Nous devions faire du charbon à St-Vincent où le gouvernement anglais entretient un dépôt de combustible ; j’avais donc le temps de satisfaire ma curiosité.

Je me levai à la pointe du jour, et quel ne fut pas mon étonnement de voir le navire entouré d’une foule de petites embarcations, montées par des nègres très-peu vêtus. Ils vendaient de la canne à sucre, des figues, des oranges, des bananes, et criaient le prix de leur marchandise dans un mélange de portugais, d’anglais, de français et d’espagnol. Je fis signe à un de ces moricauds, et moyennant un shilling il me déposa sur la côte. Je saluai cette terre, le cœur tout ému, et allai tenir un speech à cette chaude nature, quand mes yeux rencontrèrent un groupe de jeunes mulâtresses et négresses ; instinctivement je me dirigeai de leur côté. Quels yeux, quelles dents, quelles grâces ! mollement couchées ou assises par terre, avec des poses langoureuses, une simple chemise couvrant leurs formes proéminentes, elles avaient l’air de déesses de l’antiquité, et me rappelaient certains tableaux d’Orphée aux enfers. Elles ne sont pas farouches les dames de ce pays.

Les habitants de St-Vincent, sujets portugais, sont presque tous nègres ou mulâtres ; malgré la couleur très foncée de leur épiderme, ils n’ont pas les traits désagréables de certains Africains et ressemblent beaucoup aux Ouoloffs du Sénégal, qui sont classés parmi les nègres les moins prognathes ; parmi le beau sexe il y avait réellement quelques types dignes d’attention, l’oisiveté est leur grande occupation, mais aussi leurs besoins sont-ils petits : un peu de maïs, quelques bananes, une feuille de tabac, et un habitant de St-Vincent est le plus heureux des hommes.
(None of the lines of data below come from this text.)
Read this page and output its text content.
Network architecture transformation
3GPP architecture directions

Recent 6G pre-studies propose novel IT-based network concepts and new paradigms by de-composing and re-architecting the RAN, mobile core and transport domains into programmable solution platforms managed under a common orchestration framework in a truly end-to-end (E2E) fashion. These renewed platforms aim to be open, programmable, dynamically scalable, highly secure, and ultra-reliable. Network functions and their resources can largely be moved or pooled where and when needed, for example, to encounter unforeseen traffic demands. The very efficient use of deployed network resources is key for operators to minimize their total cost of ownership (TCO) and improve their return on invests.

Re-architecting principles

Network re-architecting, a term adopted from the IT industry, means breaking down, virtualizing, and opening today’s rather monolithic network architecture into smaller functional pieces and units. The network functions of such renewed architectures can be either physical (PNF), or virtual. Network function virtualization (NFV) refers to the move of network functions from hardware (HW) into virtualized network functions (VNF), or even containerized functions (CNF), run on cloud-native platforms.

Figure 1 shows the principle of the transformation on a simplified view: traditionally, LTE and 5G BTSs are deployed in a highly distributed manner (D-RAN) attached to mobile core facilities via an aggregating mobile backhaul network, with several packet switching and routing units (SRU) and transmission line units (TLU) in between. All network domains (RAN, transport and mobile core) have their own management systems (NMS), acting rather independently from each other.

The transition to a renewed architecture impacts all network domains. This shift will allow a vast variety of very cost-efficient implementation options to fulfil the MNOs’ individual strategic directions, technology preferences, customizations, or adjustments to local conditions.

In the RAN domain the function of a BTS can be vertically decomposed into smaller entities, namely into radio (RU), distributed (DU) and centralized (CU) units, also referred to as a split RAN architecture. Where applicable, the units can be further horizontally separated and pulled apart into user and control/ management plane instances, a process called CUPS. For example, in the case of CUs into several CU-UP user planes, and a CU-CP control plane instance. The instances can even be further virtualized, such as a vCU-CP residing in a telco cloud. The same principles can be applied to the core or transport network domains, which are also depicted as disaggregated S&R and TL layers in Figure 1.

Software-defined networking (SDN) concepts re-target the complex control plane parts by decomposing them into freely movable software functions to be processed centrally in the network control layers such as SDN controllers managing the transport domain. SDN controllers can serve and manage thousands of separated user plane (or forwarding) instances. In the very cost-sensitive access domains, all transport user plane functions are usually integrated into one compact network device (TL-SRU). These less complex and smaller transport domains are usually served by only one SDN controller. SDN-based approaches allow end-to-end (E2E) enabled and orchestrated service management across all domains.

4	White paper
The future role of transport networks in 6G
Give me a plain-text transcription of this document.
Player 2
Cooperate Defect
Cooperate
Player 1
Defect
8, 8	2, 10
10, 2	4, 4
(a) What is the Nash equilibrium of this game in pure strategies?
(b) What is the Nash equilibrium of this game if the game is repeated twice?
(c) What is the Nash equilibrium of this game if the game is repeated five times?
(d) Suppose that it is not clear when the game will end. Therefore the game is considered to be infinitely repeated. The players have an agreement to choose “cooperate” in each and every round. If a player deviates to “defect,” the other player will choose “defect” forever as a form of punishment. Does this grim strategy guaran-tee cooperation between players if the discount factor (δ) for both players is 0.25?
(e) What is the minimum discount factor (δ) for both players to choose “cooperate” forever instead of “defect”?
Quand un navire vient faire du charbon, ils déploient quelqu’activité ; le combustible est amené du dépôt, dans de grandes chaloupes appelées « lanchas », près du steamer, et de là il est transporté sur le navire, dans des corbeilles tressées à jour, que les nègres portent sur leur tête. Le salaire, fruit de leur travail, est absorbé le soir en rasades d’eau de vie : aussi est-ce pour eux un jour de fête que l’arrivée d’un paquebot ; leurs chants et leurs cris rendus rauques par l’alcool se prolongent bien avant dans la nuit, et la plage présente l’aspect le plus fantastique quand ces diables se livrent à leurs joyeux ébats.

Une centaine de masures, une petite église avec un prêtre aussi noir que l’habit qu’il porte, des brocanteurs et débitants européens, un gouverneur portugais, quelques soldats noirs, mal habillés, armés de fusils à pierre, tels sont les éléments de la société de l’endroit.

Au milieu de la rade se trouve un rocher isolé, de forme pyramidale, tourné en escargot et représentant l’image en grand de cette petite chose qu’on appelle vulgairement sentinelle et qui se trouve le long des murs dans les endroits écartés. À droite, la crête des montagnes figure assez bien un géant couché ; les Anglais disent qu’il ressemble à Wellington, et les Français y retrouvent les traits de Napoléon Ier. Pas de végétation, un ou deux cocotiers sur la place du corps de garde, près de l’église, devant soi des crêtes de montagnes de tous côtés, à gauche une fontaine avec un mince filet d’eau, où de noires lavandières rendent au coton sa blancheur, en se livrant à leurs joyeux babil.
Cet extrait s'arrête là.